Defensa y las librerías
El Ministerio de Defensa acaba de poner en funcionamiento la orden ministerial por la que encomienda a la Armada por medio de Bibliobús la misión de vender entre sus componentes libros de texto y demás en unas condiciones que quisieran para sí las propias librerías. No entendemos cómo el propio Estado ataca sus propias bases, su propio sostén, sus propios Ministerios de Hacienda, Trabajo y Comercio y su propia y civilizada convivencia. Los libreros no somos políticos. Pasamos de quienes arman broncas con otros fines. Nosotros sólo queremos vivir honradamente de nuestros negocios.
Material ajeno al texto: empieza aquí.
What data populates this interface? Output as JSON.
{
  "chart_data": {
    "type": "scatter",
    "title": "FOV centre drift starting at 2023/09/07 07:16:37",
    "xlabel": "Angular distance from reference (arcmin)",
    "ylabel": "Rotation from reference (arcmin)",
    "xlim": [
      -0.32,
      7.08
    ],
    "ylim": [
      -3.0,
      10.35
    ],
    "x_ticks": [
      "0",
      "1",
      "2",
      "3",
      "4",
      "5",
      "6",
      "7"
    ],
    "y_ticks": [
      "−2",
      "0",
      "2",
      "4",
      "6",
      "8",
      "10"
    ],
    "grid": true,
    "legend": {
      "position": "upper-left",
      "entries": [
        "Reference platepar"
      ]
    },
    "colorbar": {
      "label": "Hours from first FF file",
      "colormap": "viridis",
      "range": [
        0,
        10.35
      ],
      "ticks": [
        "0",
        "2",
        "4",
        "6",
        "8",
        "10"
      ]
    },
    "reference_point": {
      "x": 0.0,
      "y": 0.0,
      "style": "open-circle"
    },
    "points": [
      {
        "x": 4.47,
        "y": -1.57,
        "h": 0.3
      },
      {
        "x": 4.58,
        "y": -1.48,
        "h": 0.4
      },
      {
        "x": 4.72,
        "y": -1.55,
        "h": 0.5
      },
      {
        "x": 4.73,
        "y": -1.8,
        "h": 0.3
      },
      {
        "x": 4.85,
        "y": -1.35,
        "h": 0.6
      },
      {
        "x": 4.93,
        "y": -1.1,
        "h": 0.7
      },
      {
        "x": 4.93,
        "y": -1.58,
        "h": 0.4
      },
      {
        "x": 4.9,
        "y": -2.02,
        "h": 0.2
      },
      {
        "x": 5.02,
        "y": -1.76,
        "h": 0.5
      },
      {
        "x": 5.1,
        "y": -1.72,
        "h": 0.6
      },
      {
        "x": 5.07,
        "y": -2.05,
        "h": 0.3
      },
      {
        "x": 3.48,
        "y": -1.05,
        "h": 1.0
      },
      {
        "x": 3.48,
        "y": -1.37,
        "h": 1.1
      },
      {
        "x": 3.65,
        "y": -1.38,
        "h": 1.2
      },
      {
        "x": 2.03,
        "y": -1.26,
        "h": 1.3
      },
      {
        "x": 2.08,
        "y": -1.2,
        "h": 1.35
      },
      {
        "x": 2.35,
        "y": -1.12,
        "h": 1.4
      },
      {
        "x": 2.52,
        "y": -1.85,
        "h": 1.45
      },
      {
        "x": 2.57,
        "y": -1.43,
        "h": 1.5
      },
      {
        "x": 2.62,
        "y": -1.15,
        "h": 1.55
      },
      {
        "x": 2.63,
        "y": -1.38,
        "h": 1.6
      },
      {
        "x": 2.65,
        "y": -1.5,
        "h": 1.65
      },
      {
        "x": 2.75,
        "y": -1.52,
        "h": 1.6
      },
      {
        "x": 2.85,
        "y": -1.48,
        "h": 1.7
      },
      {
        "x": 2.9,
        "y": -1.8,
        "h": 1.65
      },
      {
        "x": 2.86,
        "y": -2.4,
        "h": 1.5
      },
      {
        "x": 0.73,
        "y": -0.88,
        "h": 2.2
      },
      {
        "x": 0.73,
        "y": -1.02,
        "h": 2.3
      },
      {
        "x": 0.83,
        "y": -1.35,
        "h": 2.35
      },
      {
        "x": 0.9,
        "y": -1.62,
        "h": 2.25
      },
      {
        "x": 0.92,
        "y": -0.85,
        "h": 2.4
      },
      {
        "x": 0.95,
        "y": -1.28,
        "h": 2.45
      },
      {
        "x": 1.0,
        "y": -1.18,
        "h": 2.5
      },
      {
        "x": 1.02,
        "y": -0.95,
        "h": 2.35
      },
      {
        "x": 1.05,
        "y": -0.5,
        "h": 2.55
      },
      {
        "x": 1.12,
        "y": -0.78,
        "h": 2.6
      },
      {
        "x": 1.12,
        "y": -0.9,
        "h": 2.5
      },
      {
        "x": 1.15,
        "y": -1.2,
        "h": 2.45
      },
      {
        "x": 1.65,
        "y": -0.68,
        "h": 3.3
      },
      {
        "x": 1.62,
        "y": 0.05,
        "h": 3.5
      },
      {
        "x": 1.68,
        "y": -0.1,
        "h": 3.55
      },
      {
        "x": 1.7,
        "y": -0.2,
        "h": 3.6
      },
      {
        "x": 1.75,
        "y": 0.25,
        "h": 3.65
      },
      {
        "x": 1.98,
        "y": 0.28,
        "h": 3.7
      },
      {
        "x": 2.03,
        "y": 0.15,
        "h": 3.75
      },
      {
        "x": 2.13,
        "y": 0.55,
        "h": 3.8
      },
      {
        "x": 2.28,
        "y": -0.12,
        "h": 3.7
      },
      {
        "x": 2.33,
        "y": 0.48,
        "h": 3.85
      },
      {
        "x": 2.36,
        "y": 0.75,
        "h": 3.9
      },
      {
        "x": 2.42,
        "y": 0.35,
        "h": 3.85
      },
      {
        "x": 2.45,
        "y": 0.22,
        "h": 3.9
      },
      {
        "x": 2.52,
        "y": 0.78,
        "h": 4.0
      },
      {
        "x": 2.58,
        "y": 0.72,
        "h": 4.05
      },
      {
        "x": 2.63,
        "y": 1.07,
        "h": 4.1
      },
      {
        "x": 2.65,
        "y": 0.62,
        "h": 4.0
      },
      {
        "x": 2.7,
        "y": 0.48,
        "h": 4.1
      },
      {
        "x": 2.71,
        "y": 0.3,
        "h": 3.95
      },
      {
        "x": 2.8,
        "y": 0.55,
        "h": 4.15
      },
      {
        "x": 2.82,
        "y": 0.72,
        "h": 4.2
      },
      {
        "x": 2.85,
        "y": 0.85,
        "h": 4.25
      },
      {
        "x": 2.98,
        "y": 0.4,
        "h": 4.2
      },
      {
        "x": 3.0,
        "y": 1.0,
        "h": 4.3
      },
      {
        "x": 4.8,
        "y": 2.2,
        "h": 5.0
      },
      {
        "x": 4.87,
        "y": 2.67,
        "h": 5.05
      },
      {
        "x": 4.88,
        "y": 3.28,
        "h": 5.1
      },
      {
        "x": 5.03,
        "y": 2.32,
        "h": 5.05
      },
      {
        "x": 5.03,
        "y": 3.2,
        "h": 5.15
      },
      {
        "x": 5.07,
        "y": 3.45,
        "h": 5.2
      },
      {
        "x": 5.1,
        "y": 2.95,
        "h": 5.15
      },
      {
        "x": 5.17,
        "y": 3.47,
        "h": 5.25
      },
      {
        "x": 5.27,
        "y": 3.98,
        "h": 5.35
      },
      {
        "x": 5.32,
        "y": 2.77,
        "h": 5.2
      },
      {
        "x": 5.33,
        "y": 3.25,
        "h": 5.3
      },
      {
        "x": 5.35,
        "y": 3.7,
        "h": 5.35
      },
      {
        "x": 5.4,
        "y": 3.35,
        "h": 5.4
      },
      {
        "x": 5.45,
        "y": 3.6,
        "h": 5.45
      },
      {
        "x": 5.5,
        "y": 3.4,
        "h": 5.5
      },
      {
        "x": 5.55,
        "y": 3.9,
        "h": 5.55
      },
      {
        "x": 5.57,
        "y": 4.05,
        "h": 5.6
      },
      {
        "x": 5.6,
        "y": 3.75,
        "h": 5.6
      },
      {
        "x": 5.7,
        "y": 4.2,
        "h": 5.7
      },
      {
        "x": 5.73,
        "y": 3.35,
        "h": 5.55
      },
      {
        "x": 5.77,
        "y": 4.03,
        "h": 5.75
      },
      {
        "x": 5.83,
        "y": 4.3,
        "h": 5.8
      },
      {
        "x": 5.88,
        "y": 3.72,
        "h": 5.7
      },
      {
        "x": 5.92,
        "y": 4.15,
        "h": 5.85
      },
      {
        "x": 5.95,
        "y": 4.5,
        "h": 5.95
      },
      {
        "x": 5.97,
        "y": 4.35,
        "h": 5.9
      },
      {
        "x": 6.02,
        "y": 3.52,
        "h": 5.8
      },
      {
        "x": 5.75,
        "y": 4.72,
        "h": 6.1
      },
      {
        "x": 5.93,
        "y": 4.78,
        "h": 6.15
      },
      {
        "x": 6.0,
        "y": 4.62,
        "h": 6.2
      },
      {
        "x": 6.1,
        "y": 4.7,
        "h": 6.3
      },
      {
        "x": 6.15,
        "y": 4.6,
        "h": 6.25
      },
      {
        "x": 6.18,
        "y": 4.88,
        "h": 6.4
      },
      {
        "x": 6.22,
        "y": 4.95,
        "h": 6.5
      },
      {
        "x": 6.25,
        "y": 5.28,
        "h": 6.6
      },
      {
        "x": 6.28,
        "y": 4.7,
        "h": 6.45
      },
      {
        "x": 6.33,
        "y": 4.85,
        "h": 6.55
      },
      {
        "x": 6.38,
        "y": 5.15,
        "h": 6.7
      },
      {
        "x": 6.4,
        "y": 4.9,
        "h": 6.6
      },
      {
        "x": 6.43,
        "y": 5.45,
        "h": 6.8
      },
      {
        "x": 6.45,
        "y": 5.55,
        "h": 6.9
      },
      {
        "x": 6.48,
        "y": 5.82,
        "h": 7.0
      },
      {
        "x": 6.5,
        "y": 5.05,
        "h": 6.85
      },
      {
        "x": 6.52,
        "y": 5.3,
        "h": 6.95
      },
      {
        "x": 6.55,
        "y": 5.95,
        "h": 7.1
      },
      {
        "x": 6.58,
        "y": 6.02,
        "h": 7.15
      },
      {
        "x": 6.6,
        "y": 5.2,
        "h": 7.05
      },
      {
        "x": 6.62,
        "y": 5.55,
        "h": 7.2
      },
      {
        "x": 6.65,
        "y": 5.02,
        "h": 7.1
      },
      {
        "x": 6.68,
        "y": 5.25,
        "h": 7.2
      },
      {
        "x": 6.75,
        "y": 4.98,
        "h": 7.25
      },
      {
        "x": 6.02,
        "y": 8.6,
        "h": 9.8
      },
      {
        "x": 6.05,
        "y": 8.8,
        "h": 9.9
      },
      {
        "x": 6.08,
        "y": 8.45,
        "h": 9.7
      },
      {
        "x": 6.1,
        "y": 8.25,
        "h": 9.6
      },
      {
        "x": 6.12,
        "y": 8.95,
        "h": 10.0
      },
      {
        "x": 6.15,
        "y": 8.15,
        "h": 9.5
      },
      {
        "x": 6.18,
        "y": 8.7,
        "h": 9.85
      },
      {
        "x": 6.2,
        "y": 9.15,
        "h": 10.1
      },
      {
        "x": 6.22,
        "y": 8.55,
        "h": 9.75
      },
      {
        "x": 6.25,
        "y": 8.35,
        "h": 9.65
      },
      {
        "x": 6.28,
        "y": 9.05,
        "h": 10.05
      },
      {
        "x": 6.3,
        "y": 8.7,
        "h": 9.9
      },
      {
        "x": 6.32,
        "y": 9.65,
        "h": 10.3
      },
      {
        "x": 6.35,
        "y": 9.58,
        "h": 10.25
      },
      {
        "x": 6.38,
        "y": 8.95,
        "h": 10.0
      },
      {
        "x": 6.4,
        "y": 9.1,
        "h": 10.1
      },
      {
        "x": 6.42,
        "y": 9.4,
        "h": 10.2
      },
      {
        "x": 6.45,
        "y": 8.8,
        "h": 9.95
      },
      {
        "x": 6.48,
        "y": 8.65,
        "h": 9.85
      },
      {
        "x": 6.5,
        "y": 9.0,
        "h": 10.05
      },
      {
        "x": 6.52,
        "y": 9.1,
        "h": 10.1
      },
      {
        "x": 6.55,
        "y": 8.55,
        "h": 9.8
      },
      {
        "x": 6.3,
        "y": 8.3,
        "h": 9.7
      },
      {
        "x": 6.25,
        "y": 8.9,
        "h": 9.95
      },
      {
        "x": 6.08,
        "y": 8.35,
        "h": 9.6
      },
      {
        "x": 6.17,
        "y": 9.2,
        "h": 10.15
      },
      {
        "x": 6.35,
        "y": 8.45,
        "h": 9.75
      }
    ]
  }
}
Vivir por y para el libro.Es obvio que las librerías necesitan por desgracia del texto para subsistir. ¡Qué más quisiéramos nosotros que los lectores estuviesen ya hechos... No. No los hemos hecho nunca y así nos luce el pelo. Y ahora, si el Estado colabora en la destrucción de las librerías, ¿qué futuro nos espera? A no ser que se nos encuadre en el Ministerio de Defensa como funcionarios con sobre y destinando a nuestras dependencias a los marineros necesarios para reemplazar a los encuadrados en el de Trabajo, cuyos sueldos y tributaciones soporta esta pequeñísima y dignísima empresa que sí anda por el buen camino hasta ahora...
Y no crea ese ministerio que la Armada se siente halagada y protegida al encomendarle desempeñar tal misión; pues entiende que su misión es muy distinta, y su glorioso historial, merecedor de algo más que irle dando limosnas.-
de la Asociación de Libreros de Cartagena y su comarca.